Sun Java Solaris Communities My SDN Account Join SDN
 
Technical Articles and Tips

JAIN(tm) SLEE Performance Analysis

 

by Phelim O'Doherty
August 2003

1 Introduction

This document outlines the performance considerations and expectations of the JAIN SLEE specification [1] developed through the Java Community Process [2]. The most important items to highlight when calculating performance for the JSLEE are:

  1. The type of transactions being carried out in the performance test. All performance tests should ensure that transaction executes a read/write operation and the state is committed to disk and replicated, as opposed to simple read transaction. The read/write operation provides the performance overhead within any platform. The new state resulting from the write operation should also be replicated over more than one node. State keeps track of the progression of a session and maintains availability when a specific node fails.
  2. The latency is the delay required to complete an application defined unit of work. For the purposes of JSLEE, latency is the time that an event enters the system, until the time that event is processed. Processing of an event implies the executing of application logic associated with the event, replicating and committing the state changes performed by the application logic.
  3. The fault tolerance guarantees that is in the event that a component fails, a backup component or procedure can immediately take its place with no loss of service.
  4. The high availability guarantee that is the system or component is continuously operational for a desirably long length of time, measured relative to “100%”.
  5. The hardware environment of the platform upon which the performance test is executed.

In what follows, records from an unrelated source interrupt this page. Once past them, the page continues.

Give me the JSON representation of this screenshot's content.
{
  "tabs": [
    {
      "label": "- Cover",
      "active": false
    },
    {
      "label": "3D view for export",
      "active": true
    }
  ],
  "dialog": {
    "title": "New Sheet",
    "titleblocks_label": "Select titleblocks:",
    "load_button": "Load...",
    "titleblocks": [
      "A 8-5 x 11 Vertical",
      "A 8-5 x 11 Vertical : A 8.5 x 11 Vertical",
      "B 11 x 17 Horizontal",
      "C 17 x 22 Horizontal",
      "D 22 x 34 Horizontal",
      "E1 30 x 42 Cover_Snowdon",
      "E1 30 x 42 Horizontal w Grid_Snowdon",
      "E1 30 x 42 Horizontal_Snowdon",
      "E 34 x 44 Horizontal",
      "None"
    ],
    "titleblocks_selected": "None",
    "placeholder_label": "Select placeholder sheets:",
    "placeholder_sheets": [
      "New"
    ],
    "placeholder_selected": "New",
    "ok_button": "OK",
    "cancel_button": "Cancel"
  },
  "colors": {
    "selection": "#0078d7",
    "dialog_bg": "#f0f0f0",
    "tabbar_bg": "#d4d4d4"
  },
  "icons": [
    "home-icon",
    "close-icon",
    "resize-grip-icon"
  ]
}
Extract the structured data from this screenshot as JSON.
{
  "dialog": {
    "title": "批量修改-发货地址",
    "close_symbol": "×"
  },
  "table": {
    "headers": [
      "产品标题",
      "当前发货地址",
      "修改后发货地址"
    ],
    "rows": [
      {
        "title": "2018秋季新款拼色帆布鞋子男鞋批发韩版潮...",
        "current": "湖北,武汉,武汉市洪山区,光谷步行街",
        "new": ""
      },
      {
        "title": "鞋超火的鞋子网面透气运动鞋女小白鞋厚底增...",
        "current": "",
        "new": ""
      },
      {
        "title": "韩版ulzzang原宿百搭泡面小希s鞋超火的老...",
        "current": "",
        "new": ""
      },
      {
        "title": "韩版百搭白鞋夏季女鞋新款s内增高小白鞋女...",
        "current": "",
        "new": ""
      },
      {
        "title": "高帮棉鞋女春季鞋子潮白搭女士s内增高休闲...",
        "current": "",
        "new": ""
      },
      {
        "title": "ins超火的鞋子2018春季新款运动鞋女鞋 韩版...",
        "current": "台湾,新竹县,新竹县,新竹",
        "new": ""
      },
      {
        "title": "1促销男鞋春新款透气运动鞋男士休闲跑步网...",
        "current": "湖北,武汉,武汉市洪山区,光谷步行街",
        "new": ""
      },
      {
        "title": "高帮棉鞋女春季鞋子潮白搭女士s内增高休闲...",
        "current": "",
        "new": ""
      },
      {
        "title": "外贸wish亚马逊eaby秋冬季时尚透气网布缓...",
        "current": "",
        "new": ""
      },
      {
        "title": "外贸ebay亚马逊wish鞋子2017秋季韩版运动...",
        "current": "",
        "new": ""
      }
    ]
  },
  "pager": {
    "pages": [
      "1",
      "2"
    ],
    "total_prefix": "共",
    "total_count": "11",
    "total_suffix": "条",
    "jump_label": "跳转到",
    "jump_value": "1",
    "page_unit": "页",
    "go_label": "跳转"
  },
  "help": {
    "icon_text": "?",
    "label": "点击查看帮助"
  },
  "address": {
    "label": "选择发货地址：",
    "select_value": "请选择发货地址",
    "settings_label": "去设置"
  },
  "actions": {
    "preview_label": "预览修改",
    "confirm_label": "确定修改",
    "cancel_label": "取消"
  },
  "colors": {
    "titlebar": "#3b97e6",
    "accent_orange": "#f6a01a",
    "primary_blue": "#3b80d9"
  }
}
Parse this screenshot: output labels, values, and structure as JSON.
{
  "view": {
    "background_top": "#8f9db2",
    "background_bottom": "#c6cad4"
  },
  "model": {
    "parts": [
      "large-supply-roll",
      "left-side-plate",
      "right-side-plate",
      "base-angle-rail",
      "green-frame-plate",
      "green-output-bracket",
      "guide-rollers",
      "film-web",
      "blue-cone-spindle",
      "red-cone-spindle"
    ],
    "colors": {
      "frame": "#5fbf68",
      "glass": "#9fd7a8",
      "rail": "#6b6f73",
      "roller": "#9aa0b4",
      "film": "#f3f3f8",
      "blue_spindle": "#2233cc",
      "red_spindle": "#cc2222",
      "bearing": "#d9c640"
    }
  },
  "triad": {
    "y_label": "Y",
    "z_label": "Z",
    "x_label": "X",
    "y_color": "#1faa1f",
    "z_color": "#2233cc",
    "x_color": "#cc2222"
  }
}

2 Execution Environment Requirements

The requirements for a high performing execution platform within the core communications network can be categorized under the following sections.

2.1 Throughput Requirements

Throughput requirements define the number of operations a platform must service in a specific timeframe. The typical operator requirement for throughput is the ability to service ‘one million busy hour call attempts’. A busy hour call attempt typically consists of between two and ten events per call attempt each requiring its own unique transaction, for the purpose of this document we will take ‘a mean of five events per call’. The mean throughput requirements translate to ‘1389 transactions per second WITH state updates that are transacted and replicated to survive single node failures’ depending on the service. It is expected that this throughput could be handled on ‘three '2 to 4-way' boxes, i.e. 12 CPUs’. These transaction mean and CPU usage statistics should be used to consider throughput performance of any JSLEE implementation.

2.2 Latency Requirements

Latency requirements define the length of time it takes for an event to enter the system, be processed and update the state changed by that event. Latency is often qualified with a percentage of time (obviously network latency will grow exponentially as time progresses). The common time percentage measurement of latency is 'ninety five percent latency' or ninety five percent of the time. The typical operator requirement for latency is the ability ‘to setup a call under five hundred milliseconds’. Setting up a call typically consists of traversing two to five network nodes with a minimum of two events per node each with a unique transaction, hence between four and ten transactions must be processed in under five hundred milliseconds. Taking a mean of ‘seven transactions’ the average latency requirements should be ‘71.5 milliseconds round trip time per transaction WITH state updates that are transacted and replicated to survive single node failures for 75 percentile’ depending on the service. Taking all variables into consideration the ‘95 percentile requirement for latency should not exceed 200 milliseconds round trip time per transaction’ that is only 5 percent of the latency results should exceed 200milliseconds. These latency statistics should be used to consider network delay of any JSLEE implementation.

2.3 High Availability Requirements

High availability refers to a system or component that is continuously operational for a desirably long length of time. Availability can be measured relative to ‘100% operational’ or ‘never failing’. The typical operator requirement for high availability for a system or product is ‘five 9s’ that is ‘the system must be available 99.999% of the time’. This translates to less than ‘six minutes down-time per year’.

2.4 Hardware Requirements

JSLEE solutions scale horizontally, therefore cost is expected to scale close to linearly regardless of number of nodes and message handling capacity. JSLEE is designed to be deployed on high volume lower cost symmetric multiprocessor systems (SMP), for example 2 to 4-way systems. This enables more machines to be added to the system as more capacity is needed without the upfront investment of more expensive multiprocessor systems such as 8-way systems. More nodes in the system, enables more state replicas thus increasing system availability, for example a system with fewer large nodes, means node failure will take out more capacity. Symmetric multiprocessor systems were chosen over single processor systems to satisfy the need of increased throughput to counter balance the communications overhead associated with messaging systems. In summary, ‘2 to 4-way multiprocessor systems’ are the most price competitive systems for JSLEE architectures taking into consideration communications overhead and processing power per node.

3 References

[1] Sun Microsystems, "JAIN SLEE Specification - JSR 22", 2002. See http://jcp.org/en/jsr/detail?id=22.
[2] Sun Microsystems, “Java Community Process Program - JSR 171”, 2002. See http://jcp.org/en/jsr/detail?id=171.